In 2015 the Air Force established an annual Junius W. Jones Inspector General Award named in his honor to recognize outstanding inspection programs within Air Force units.

==Personal life==
Jones married Mary Beirne Harmon (b. January 15, 1891) at New York in December 1914, daughter of Edward Valentine Harmon and Marie Antoinette Kinney of Staunton, Virginia. Mary Beirne Harmon Jones died on July 28, 1917, at the age of 26, giving birth to Mary Beirne Jones (Kerr).

Jones married Josephine Lanier, however the marriage did not last.

Jones married Katherine Callahan in 1937. Although the marriage did not last, a daughter, Esther Marilynn Jones (b. 21 May 1940) was born of this marriage.

Jones remodeled Centenaria, the home of his parents at the time of his birth, to serve as his personal residence. After Jones returned to live in Jackson, he married widow Anne Howell Turpin of Jackson on 12 June 1969 at New Orleans.

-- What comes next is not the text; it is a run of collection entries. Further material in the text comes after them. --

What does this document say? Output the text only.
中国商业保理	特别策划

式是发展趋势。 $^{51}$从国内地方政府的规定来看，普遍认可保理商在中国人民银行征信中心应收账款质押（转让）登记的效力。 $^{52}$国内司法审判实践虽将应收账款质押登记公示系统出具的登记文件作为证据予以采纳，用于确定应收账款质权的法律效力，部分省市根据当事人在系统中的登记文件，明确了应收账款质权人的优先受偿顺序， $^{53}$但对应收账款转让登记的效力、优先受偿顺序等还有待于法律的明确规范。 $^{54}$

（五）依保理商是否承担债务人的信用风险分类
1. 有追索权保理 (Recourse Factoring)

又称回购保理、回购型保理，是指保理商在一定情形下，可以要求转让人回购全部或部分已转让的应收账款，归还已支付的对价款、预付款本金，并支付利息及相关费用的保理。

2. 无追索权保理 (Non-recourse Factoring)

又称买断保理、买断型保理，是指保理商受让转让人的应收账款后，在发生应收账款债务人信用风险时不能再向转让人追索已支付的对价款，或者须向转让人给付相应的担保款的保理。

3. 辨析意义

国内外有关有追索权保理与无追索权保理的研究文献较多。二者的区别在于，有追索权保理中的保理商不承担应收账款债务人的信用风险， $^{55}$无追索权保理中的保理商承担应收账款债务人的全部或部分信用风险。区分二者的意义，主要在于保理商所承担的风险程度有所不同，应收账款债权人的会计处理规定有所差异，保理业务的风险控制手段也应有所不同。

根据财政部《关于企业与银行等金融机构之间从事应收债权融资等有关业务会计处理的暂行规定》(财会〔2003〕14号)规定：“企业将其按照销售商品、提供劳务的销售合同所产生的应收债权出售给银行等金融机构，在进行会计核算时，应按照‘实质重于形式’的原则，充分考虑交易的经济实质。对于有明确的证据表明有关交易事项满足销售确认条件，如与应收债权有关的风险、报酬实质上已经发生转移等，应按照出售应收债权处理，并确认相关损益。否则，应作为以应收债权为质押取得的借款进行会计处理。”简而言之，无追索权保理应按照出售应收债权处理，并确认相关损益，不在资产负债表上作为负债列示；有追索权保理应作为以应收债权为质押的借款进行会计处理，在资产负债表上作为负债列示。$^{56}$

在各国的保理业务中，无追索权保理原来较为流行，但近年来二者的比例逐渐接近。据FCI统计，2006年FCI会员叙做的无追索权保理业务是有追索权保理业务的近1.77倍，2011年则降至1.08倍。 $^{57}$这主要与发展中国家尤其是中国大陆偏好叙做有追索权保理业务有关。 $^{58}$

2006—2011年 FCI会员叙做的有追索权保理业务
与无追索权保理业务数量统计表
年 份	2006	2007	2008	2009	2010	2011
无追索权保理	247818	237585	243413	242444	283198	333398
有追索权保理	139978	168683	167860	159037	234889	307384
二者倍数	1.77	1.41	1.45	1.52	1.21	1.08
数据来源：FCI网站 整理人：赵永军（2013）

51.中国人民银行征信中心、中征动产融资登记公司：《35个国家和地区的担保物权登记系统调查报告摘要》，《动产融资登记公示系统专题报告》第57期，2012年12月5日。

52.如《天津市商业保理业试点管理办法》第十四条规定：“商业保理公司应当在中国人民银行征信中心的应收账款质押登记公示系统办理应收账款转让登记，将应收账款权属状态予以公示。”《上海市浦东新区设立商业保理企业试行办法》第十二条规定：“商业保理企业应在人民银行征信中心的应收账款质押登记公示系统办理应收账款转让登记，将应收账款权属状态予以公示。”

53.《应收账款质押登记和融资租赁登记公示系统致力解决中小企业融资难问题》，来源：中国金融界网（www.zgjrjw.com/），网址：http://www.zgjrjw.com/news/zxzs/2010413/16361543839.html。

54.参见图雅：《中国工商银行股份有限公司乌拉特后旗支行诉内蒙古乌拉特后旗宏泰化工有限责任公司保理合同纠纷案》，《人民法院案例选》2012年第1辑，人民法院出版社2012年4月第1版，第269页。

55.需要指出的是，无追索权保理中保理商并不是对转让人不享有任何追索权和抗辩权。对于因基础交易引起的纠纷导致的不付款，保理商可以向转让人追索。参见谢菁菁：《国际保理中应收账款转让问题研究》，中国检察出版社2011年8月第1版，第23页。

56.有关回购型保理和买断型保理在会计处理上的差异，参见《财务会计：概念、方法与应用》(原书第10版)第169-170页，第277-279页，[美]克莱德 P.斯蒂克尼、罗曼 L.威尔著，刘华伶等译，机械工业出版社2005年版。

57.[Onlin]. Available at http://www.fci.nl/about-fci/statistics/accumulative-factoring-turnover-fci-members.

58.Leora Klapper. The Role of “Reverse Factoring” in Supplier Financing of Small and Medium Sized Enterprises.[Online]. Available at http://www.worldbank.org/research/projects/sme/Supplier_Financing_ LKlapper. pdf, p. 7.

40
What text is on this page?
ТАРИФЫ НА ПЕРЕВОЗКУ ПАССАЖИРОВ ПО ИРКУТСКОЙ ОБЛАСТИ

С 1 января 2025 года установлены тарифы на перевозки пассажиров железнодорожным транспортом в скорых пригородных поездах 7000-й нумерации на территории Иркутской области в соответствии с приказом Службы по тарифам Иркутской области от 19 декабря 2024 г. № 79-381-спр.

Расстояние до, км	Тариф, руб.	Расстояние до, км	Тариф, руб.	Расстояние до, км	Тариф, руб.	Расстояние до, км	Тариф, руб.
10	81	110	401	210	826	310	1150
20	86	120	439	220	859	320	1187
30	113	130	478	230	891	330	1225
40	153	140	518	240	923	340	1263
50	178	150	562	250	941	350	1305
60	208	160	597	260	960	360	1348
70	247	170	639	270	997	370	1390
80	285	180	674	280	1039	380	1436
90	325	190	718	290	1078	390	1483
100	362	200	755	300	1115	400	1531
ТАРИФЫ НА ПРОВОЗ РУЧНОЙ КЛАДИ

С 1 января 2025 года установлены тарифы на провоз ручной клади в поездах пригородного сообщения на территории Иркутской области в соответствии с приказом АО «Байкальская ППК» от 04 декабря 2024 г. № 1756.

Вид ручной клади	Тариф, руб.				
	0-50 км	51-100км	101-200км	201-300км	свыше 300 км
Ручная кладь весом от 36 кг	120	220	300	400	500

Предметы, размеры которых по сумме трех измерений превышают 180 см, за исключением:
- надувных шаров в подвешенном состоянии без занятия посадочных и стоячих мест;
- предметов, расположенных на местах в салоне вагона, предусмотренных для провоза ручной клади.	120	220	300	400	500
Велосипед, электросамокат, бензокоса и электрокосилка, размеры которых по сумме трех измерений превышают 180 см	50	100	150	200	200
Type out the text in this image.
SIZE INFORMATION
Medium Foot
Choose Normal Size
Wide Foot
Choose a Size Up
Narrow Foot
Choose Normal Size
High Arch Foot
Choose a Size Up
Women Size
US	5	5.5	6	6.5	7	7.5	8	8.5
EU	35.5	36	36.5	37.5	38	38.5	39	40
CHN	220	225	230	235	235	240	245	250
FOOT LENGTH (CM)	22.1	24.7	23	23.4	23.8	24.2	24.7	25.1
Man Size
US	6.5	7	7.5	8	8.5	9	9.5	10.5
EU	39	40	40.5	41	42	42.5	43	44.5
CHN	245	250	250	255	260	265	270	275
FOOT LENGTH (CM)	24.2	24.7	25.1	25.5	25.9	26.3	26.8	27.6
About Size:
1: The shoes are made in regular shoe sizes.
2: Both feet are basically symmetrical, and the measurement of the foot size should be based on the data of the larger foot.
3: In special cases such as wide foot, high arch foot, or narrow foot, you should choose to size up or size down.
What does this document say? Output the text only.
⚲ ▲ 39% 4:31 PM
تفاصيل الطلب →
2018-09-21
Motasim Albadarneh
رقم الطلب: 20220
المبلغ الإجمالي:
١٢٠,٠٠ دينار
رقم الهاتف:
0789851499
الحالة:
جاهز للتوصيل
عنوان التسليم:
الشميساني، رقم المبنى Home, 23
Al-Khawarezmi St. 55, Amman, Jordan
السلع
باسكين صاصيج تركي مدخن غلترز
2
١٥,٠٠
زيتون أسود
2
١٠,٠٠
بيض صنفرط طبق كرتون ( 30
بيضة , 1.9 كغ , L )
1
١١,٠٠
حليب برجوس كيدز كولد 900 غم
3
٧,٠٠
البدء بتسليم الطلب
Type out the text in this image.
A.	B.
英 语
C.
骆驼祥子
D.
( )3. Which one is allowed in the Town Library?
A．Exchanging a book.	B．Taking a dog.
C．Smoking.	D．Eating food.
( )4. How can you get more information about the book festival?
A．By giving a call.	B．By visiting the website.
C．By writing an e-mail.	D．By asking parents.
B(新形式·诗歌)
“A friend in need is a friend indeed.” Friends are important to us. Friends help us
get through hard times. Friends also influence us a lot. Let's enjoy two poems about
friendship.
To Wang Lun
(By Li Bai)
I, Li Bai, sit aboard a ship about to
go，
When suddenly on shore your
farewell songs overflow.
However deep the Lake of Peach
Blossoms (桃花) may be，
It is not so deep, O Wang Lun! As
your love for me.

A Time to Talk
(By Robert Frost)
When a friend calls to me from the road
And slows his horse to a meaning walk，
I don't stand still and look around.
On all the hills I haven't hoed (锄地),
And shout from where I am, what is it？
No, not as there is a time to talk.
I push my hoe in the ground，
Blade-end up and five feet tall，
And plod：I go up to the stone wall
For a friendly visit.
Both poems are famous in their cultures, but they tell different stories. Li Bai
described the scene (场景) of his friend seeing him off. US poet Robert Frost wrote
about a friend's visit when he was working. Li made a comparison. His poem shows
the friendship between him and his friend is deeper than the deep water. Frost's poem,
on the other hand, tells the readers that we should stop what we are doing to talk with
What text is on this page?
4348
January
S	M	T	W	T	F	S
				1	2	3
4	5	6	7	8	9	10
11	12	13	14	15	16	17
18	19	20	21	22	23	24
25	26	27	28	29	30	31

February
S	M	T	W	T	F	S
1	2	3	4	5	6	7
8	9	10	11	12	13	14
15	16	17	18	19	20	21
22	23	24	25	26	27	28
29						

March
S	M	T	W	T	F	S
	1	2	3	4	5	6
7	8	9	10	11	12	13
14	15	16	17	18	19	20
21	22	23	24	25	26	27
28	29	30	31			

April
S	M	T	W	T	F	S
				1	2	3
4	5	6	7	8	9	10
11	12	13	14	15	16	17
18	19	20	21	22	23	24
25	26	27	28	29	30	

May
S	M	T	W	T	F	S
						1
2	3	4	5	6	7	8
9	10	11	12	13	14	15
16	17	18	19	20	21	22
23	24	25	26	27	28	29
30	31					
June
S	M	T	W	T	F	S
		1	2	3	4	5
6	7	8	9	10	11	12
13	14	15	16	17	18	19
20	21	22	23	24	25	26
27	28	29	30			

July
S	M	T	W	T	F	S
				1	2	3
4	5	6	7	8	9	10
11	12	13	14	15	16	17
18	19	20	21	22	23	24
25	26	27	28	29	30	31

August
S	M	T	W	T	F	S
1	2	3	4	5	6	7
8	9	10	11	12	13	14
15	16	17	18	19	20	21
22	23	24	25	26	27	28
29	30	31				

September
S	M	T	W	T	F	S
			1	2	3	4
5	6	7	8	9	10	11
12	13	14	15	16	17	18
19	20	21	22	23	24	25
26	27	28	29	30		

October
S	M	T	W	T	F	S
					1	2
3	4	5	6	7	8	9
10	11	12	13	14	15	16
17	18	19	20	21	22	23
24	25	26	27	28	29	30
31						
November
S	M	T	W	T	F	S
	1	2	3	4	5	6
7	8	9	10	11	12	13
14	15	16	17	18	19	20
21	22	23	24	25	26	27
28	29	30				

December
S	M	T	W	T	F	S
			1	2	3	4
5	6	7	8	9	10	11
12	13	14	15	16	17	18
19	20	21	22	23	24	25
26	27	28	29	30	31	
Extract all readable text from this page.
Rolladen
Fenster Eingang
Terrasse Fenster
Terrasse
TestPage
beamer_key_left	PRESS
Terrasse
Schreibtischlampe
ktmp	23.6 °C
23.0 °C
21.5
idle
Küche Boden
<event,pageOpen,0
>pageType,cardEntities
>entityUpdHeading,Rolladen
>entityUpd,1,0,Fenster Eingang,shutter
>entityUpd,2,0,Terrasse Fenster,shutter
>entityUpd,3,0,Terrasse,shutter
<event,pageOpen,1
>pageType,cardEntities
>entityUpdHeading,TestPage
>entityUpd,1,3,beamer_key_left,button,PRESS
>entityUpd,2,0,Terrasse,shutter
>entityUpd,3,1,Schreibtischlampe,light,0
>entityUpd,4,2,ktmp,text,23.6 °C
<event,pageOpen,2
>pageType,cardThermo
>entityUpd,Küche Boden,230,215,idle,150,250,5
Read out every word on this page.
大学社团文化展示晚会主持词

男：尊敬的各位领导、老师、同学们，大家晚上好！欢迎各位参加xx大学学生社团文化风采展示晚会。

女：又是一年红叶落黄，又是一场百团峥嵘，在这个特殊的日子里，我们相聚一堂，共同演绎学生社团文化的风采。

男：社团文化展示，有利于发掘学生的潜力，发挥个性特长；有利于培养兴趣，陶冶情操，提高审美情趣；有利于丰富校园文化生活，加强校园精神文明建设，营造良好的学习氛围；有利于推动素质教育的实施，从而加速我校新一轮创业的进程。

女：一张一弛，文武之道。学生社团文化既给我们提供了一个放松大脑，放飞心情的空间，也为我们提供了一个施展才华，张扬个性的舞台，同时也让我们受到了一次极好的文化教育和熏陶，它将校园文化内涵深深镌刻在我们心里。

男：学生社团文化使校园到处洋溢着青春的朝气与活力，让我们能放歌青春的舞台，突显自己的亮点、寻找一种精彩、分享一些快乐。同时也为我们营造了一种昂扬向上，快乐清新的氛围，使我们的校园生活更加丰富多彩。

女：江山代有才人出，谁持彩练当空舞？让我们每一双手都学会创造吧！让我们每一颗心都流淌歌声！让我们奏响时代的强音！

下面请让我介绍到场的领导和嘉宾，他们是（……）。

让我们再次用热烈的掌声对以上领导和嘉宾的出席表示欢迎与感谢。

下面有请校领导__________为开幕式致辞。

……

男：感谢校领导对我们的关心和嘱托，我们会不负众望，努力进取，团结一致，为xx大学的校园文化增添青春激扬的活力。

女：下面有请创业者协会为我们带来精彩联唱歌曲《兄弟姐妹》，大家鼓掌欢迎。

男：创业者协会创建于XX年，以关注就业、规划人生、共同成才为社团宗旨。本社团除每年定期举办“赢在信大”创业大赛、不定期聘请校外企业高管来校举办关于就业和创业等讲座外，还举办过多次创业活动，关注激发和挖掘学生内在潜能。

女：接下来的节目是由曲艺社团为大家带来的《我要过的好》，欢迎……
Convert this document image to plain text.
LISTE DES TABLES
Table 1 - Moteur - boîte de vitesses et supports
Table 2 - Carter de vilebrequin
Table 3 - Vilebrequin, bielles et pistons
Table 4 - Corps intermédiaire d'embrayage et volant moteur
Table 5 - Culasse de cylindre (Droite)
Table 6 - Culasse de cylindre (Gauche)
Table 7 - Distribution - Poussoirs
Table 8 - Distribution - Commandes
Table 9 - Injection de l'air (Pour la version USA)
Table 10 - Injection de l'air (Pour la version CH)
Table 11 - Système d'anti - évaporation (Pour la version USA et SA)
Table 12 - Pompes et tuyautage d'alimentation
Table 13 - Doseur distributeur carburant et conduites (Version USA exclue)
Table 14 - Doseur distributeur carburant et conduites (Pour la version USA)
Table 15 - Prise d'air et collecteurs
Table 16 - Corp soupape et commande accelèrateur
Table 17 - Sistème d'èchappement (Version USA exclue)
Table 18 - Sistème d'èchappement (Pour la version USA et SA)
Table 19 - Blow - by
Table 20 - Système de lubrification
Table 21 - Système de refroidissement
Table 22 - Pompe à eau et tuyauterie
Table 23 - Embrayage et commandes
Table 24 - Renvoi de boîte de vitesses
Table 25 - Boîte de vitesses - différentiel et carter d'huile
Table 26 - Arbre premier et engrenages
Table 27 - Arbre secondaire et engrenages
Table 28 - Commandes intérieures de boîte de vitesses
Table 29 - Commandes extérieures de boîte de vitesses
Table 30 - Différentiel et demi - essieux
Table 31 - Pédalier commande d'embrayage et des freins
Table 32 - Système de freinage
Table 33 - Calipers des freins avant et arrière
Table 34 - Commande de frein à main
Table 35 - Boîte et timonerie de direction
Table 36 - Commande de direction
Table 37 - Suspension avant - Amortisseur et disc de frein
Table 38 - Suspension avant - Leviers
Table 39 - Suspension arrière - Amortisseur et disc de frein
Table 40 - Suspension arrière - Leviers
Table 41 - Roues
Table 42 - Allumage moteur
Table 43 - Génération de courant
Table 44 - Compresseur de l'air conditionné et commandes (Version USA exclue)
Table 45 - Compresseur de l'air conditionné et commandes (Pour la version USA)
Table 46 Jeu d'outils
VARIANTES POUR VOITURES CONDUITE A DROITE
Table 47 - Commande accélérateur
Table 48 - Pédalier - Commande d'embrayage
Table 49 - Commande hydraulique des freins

Jones liked to ride horses. In addition, he was noted for his ability to prepare a Sazerac cocktail.

==Retirement==
General Jones accepted a position as airport director of Moisant Airport, a position which he occupied for some years. After he left that employment he moved to his family plantation near Jackson, Louisiana where he kept horses and rode frequently. He then remodeled Centenaria, which is a house built in 1840 to serve as the residence of the president of Centenary College of Louisiana, where he resided with his wife, Anne Howell Jones, for the remainder of his life.

==Death==
Jones died at Centenaria on February 14, 1977, after a stroke. Jones is buried in the cemetery of Grace Episcopal Church, St. Francisville, Louisiana.